La partie contestante soumet que :

 

·         L’intervention de la CSST agissant par l’intermédiaire du Dr Rioux est illégale puisque l’objectif visait à faire modifier (et non préciser) une des conclusions de l’avis du comité spécial des présidents  quant à l’exposition à l’amiante permise pour M. Brown.  La CSST contournait ainsi les termes de l’article 233 LATMP qui prévoient que la CSST est liée par l’avis du comité spécial des présidents.  La CSST a utilisé un subterfuge en alléguant un soi-disant besoin de précisions pour obtenir une conclusion différente de ce qu’elle avait été relativement à l’exposition du travailleur à l’amiante.  La CSST a fait indirectement ce que la loi lui interdisait expressément de faire.

 

·         Le Bureau de révision a rendu une décision illégale en retenant comme décisif un fait qui n’avait jamais été mis en preuve, à savoir qu’il y avait de l’amiante partout et que l’exposition zéro était impossible.

 

·         Le Bureau de révision a omis de tenir compte de l’opinion médicale émise par le Dr Échavé quant à l’opportunité d’exposer M. Brown à l’amiante.

 

·         Le Bureau de révision a avalisé les manœuvres de la CSST même si elles avaient été accomplies en dehors des délais prévus par la loi.

 

Dans l’éventualité où la CLP concluait que la CSST avait le droit, par l’intermédiaire du Dr Rioux, d’entreprendre la démarche qu’elle a entreprise, la partie contestante soumet subsidiairement que l’avis complémentaire rendu par le Comité spécial des présidents le 17 mars 1994 était encore plus confus que le premier et ne permettait pas de conclure à une exposition à 1/3 de la norme.

 

De plus, la conclusion de la CSST dans sa décision du 17 mai 1994 allait à l’encontre de l’esprit de l’article 5.2 du Règlement sur la qualité du milieu de travail  (sic.)

 

 

[5]               La présente affaire était pendante devant la Commission d’appel en matière de lésions professionnelles.  Toutefois, le 1er avril 1998 est entrée en vigueur la Loi instituant la Commission des lésions professionnelles et modifiant certaines dispositions législatives (L.Q. 1997, c.27, entrée en vigueur le 1er avril 1998, Décret 334-98) créant la Commission des lésions professionnelles qui remplace et continue la Commission d’appel en matière de lésions professionnelles.  En vertu de l’article 52 de cette loi, les affaires pendantes devant la Commission d’appel en matière de lésions professionnelles sont continuées et décidées par la Commission des lésions professionnelles.
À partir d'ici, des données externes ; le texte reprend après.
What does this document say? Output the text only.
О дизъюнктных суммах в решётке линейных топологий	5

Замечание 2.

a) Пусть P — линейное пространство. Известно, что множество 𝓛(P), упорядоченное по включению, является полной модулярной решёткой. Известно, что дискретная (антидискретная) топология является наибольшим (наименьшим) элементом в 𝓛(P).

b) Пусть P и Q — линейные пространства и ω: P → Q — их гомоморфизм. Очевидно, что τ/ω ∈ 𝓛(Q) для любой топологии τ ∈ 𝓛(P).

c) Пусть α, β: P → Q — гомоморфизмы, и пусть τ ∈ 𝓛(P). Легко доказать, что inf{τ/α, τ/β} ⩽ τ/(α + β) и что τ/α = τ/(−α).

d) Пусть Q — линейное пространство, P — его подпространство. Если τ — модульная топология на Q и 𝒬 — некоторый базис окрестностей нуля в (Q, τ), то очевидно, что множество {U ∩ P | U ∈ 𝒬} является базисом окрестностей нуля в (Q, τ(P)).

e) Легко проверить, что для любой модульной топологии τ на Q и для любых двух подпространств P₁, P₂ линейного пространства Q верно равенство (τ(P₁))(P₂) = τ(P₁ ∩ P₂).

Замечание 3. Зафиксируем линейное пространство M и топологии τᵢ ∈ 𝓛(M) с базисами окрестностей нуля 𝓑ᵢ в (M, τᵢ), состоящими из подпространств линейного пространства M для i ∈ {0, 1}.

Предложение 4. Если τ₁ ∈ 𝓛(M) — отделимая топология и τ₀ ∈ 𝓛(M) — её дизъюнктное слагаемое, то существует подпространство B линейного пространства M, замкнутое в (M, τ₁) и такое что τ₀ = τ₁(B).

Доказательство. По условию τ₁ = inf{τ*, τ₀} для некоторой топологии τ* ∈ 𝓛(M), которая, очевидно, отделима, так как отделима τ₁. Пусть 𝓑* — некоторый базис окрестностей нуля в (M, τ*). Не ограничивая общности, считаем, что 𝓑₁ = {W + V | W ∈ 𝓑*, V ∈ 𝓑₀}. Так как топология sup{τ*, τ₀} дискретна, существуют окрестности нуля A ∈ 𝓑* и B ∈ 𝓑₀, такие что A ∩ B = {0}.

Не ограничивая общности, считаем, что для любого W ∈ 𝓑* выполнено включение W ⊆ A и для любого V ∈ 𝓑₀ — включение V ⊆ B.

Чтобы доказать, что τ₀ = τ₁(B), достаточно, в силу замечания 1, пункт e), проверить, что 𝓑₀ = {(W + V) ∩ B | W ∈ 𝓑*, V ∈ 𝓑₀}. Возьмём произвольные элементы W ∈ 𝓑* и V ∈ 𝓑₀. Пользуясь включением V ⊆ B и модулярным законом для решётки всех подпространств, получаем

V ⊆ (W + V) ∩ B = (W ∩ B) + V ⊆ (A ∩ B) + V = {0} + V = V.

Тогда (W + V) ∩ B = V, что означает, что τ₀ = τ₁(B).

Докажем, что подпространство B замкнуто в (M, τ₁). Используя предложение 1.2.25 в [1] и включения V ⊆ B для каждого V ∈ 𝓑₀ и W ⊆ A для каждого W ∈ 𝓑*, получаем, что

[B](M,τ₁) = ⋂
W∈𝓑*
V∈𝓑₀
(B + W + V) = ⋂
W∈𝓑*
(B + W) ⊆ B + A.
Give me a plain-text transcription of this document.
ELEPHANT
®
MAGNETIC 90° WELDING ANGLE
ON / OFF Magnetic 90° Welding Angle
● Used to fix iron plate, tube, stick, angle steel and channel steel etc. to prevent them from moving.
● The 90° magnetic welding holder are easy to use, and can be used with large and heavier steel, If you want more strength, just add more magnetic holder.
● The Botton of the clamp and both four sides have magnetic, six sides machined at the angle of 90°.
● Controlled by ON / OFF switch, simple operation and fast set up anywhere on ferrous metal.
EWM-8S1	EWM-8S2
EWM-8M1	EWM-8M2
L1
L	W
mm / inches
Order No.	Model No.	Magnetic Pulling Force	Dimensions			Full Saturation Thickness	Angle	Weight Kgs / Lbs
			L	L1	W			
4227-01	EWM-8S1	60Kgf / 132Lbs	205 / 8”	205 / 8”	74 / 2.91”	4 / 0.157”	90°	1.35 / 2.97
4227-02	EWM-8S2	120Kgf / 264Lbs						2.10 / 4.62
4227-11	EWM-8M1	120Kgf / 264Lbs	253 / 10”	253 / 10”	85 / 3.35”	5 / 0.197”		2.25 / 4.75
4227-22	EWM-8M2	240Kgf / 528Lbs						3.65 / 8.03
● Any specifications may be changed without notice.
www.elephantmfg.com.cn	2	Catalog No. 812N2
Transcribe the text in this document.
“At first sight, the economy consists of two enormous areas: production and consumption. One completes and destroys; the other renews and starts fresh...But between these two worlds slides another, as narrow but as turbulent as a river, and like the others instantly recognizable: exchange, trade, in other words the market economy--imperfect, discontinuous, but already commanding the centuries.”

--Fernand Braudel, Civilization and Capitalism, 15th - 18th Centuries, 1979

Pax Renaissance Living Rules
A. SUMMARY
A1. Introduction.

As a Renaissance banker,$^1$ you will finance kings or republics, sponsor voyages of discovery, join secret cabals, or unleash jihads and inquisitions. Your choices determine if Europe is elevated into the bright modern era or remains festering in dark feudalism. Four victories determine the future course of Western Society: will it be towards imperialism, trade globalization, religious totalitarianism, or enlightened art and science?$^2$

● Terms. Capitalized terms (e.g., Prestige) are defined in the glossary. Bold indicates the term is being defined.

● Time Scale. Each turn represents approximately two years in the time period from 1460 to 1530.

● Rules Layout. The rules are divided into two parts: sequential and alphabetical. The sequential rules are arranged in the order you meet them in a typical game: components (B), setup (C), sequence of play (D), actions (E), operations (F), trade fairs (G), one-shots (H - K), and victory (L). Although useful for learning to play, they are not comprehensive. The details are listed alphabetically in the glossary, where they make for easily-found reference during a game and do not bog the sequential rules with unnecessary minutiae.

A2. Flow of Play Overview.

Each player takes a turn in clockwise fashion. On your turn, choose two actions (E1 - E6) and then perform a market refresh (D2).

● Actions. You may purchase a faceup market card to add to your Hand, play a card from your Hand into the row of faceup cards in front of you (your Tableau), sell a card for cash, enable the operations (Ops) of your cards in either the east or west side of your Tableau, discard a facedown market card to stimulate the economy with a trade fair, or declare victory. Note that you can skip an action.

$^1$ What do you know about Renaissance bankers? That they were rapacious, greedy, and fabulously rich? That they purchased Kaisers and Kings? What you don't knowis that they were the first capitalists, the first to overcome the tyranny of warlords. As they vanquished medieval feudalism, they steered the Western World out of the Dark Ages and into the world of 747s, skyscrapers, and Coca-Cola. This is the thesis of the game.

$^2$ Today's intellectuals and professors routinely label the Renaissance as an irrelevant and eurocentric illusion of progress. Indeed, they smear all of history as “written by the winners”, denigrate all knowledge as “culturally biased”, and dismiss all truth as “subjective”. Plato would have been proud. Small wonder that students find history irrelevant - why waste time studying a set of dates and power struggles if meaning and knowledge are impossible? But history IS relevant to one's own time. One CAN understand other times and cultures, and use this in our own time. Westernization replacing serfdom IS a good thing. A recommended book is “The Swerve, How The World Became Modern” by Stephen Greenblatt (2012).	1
[6]               La présente décision est donc rendue par le commissaire soussigné en sa qualité de commissaire de la Commission des lésions professionnelles.

L’AUDIENCE

[7]               Une audience a été tenue en date du 14 janvier 1999, à laquelle assistaient le travailleur et son procureur de même que madame Line Pellerin, représentante de l’employeur.

[8]               Intervenue au dossier ainsi que le prévoit la Loi sur les accidents du travail et les maladies professionnelles (L.R.Q., c. a-3.001) (la loi) (L.A.T.M.P.), la Commission de la santé et de la sécurité du travail y était représentée par une procureure.

[9]               Le délibéré a été suspendu au 3 mai 1999, dans l’attente des notes et autorités à être soumises par les représentants respectifs des parties.

[10]           Ceux-ci se sont exécutés dans le délai imparti, mais le délibéré a été suspendu à la suite d’une requête verbale présentée par le procureur du travailleur qui, en date du 31 août 1999, requérait la suspension du délibéré, dans l’attente d’une décision à venir de la Cour d’appel du Québec dans un dossier présentant des similitudes avec la présente affaire (Benoît Leroux & CALP, 200-09-002009-980).

[11]           Le 10 septembre 1999, la Commission de la santé et de la sécurité du travail, par l’entremise de sa procureure, avisait la Commission des lésions professionnelles qu’elle ne s’opposait pas à cette demande de suspension du délibéré.

[12]           Dans les jours qui ont suivi, la Commission des lésions professionnelles a convenu avec les parties d’annuler le délibéré et de les reconvoquer pour argumentation complémentaire à une date à être déterminée.

[13]           Les parties ont donc été entendues de façon complémentaire en date du 2 novembre 1999 à Sherbrooke.

[14]           Assistaient à l’audience le travailleur, son procureur ainsi que la procureure de la Commission de la santé et de la sécurité du travail.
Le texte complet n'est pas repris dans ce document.